Originally posted by JPM
Original purcase price was $740K (in april 2003) and most recent appraisal was $1.3 mil(dec 2003). And as the 14 are split into 3 blocks with each on it's own quarter acre we have been given an estimate of $1.7mil if we split them up. So as you can see we will need to re-organize the finance side of things soon!!
Wow, fantastic result Jason.Mine only went from $480K to $744K in 16 months.

Paul, in NSW at least, there are restrictions about strata titles- so check out before you make definite plans. My block, for instance, will need fireproofing between the units under the floors. My rates will be substantially more than they are now, so I'm not heading in that direction just yet.
 
Hi

Just check out the rates issue that Geoff mentioned as it differs with each council area.

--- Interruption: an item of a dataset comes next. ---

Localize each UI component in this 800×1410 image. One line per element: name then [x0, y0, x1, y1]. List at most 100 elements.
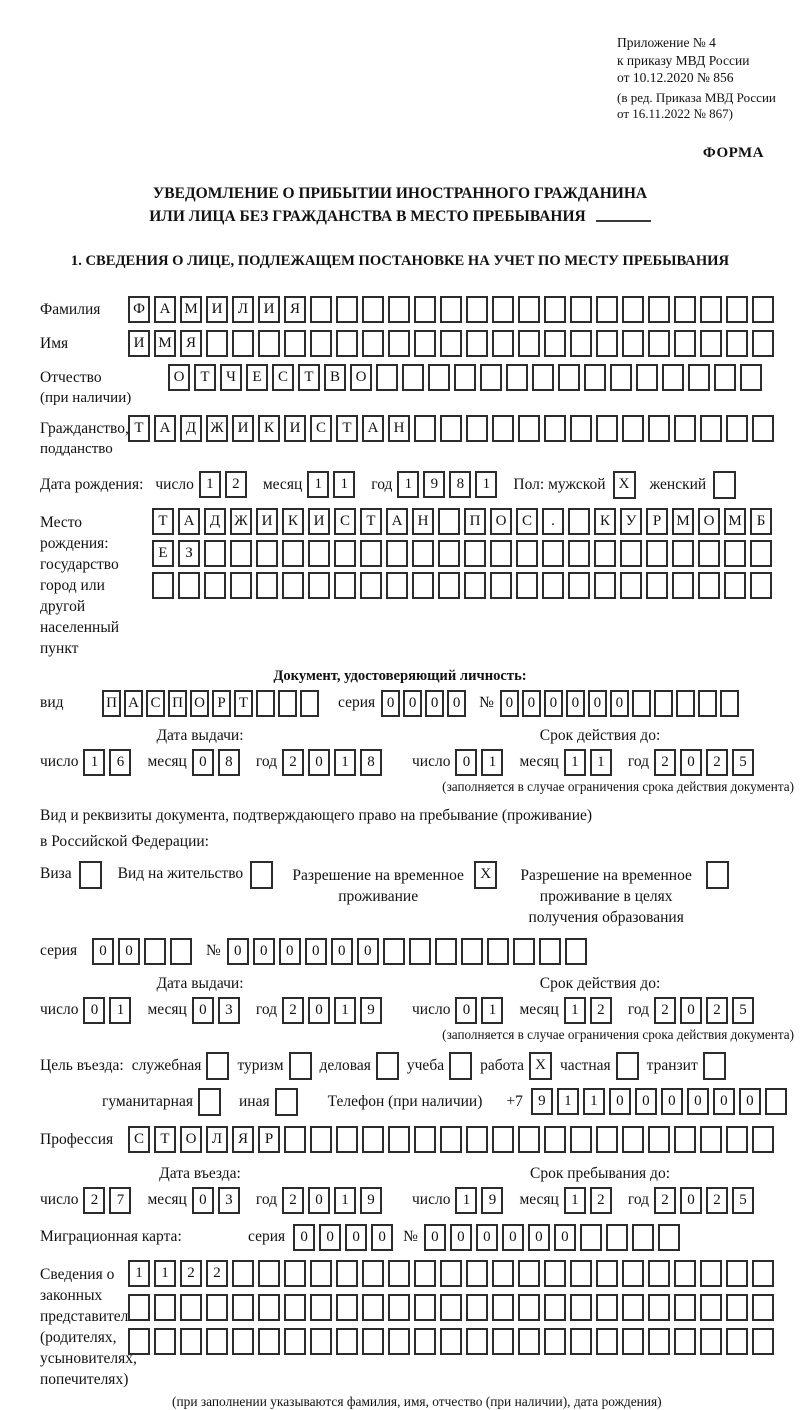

I have a block of 4 strata titled units and the council charges rates as if they had not been strata-ed. I just have to send a stat dec each year to say they are all still owned by me.

Cheers
 
Hi,

Yeah Geoff is right about the rates. If we strata'd ours it would cost a fortune to hold. Also fireproofing would be an issue.

But therein lies the beauty of this property as it is 3 seperate blocks so fireproofing is not an issue and the rates are a little bit more acceptable than if they were 14 individual strata's

Geoff,
Gross rent is around $95K per year. All double brick. Colourbond roof. So major problems are not an issue compared to a lot of similar properties around here. Walk to town, walk to Uni, Walk to pub, walk to shopping, Self contained, each has garage,etc....

Had a person ring me up last night asking if there was one available. And I don't even manage it, well I mow the lawn!!

Can you believe I got him down from $880K????

The capital growth sounds a lot (which it is!) but nearly all my properties have risen 100% in the past 12 months. So it's not out of the ordinary for here.

Regards,
Jason
 
Hi JPM & everyone,
Thanks for the feed back. I am still a bit unclear about accessing the equity once it has risen.

I was under the impression that you revalue your IP say 6 months - 1 year even after a simple coat of paint and bingo, if you buy right, then the valuation should be higher.

Can I ask then why would the bank insist on Overdraft instead of setting the loan up as a LOC?

My intent is to pull my capital out when capital risen 30% or at least have each IP secure against itself.

regards

Paul
 
Originally posted by paul2k
Can I ask then why would the bank insist on Overdraft instead of setting the loan up as a LOC?
I'm not quite sure what has happened here. Did you mention the overdraft, but I missed it?

I have an overdraft facility available to me, but for just $10K, and at 10% (well, that was before rate rises). So I don't wish to use it.

What are the rates and conditions for their suggested overdraft?

There may be other alternatives- see a broker on this forum, quickly :D

Regarding a reval. I don't know if you have clarified with NAB about a reval less than 12 months. I'd be delighted to know that they would waive that policy- or even if it is not a policy generally, but for some areas. I'm champing at the bit to move on, but I can't for now.